A simple guide to almost “disable” swap in the boot disk, and set it in another disk. This is not a solution, but a workaround until this will be supported:
Connect the swap disk to the server and boot it.
In the terminal execute the commands to: partitioning the new disk, create the swap partition, make the swap space, label it, use it, disable swap in boot disk, remove the swap partition in the boot disk.
Regarding these steps, it’s relevant to execute “swaplabel -L SWAP /dev/sdb1” (assuming that the “sdb” is the disk with the new created swap partition). Without this command the boot process will fail because when you remove the original swap partition the “dev/disk/by-label” will not found the SWAP space described in “/etc/fstab”.
Thanks for sharing your current notes on that particular modification. I’ll try to clarify things a bit as I believe there are some important notes that would explain a lot and clarify your current questions.
It is indeed important to keep in mind that Rockstor is designed as an appliance to provide a user friendly and an easy-to-use way to leverage the features of Btrfs for a NAS use. As a result, all design decisions made in the Rockstor project are made by its community via contributions and under the angle of easy-to-use/simple way to achieve otherwise complex tasks.
The installation of Rockstor thus needs to follow this philosophy and we thus leverage the most straightforward installation method used by opensuse via their OEM self-expanding Minimal VM. Our installer is thus heavily using that approach and that provides a very quick and simple installation for all users. This makes it very easy to reinstall as needed and helps a lot of folks. This is why advanced configurations options such as what you are looking for cannot be supported in the installer that we build and release.
That being said, all of this work is done in the open, which is why you can find our installer recipe and instructions on to customize this for users who may want to. This is part of what was linked earlier in this thread.
If this is not an option for you, it’s a not a problem at all. As mentioned above, Rockstor is just pure linux so you can do anything that Linux offers. It seems you know that very well as you shared your own way to achieve what you wanted (or part of?) so I’m glad you were able to get there quickly.
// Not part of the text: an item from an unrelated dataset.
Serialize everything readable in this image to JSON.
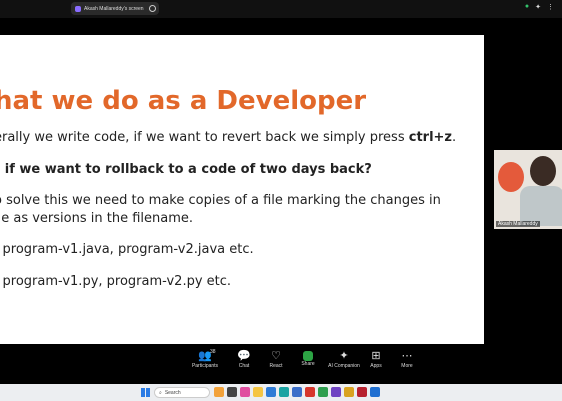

Another benefit of leaving options opened to folks who want to, is that you can also install Rockstor on top of a vanilla Opensuse install, which means you can use the full-fledged OpenSUSE installer that offers and supports more complex installation scenarios; this could very well be a good fit for you. See our docs on that: Install on Vanilla openSUSE/SuSE SLES — Rockstor documentation
I hope this helps clarify things a bit, and thank you again for sharing your customizations here so that others may benefit from them too.
Based on what you asked about, I believe the option of installing Rockstor on a vanilla OpenSUSE install might be a better fit for you as you will have access to its graphical interface and wide range of options to partition, etc… you will thus be able to create the exact partitioning you desire on any disk you desire.
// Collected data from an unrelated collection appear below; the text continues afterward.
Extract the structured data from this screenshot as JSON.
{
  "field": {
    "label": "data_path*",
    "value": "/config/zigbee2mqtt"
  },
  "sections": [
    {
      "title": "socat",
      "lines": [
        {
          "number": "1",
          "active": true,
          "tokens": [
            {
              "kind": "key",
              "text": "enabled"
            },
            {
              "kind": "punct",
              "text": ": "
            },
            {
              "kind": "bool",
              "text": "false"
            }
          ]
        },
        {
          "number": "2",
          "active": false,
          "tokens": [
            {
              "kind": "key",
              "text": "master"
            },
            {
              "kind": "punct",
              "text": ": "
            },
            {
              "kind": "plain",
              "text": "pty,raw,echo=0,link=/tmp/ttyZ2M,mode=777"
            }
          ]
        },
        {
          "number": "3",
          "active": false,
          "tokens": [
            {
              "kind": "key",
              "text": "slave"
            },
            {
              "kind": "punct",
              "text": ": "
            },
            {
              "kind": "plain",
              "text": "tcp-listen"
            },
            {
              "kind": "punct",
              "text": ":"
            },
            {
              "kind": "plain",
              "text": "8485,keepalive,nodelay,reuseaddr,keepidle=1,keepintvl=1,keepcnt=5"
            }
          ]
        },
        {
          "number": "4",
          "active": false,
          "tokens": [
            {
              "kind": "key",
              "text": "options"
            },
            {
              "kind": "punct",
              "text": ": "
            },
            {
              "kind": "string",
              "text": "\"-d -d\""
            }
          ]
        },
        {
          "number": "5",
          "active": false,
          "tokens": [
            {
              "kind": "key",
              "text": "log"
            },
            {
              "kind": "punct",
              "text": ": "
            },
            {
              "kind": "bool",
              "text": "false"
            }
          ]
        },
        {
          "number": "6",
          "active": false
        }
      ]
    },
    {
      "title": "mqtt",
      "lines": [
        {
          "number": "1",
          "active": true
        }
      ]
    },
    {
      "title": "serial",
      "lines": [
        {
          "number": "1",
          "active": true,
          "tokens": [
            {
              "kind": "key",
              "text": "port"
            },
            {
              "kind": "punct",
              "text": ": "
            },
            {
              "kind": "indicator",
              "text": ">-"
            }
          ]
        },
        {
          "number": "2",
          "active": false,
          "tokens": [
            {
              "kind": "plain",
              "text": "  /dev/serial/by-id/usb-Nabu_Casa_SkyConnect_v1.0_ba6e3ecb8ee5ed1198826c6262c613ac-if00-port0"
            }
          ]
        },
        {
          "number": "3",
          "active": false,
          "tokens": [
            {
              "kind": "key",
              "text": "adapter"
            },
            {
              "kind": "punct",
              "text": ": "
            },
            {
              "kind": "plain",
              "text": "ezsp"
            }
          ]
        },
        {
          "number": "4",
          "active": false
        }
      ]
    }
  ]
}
@Flox is probably correct with his recommendation to give you ultimate flexibility on disk layouts, etc.
If you still decide to build your own installer as a starting point (and then perform additional actions on the command line like adding swap on another device), you can probably achieve the starting position of having no swap created during the install by changing these lines in the rockstor.kiwi file:
the oem-swap variable is by default false, so removing these lines will result in no swap section in the resulting installer iso. This is assuming, your scenarios are around using x86_64 architecture. Otherwise you have to look at the other profiles defined and adjust the same variables accordingly.
To clarify, the rockstor.kiwi file is the basis for kiwi-ng to create an iso-installer, it’s not like an ini file that’s referenced during installation of an existing iso file.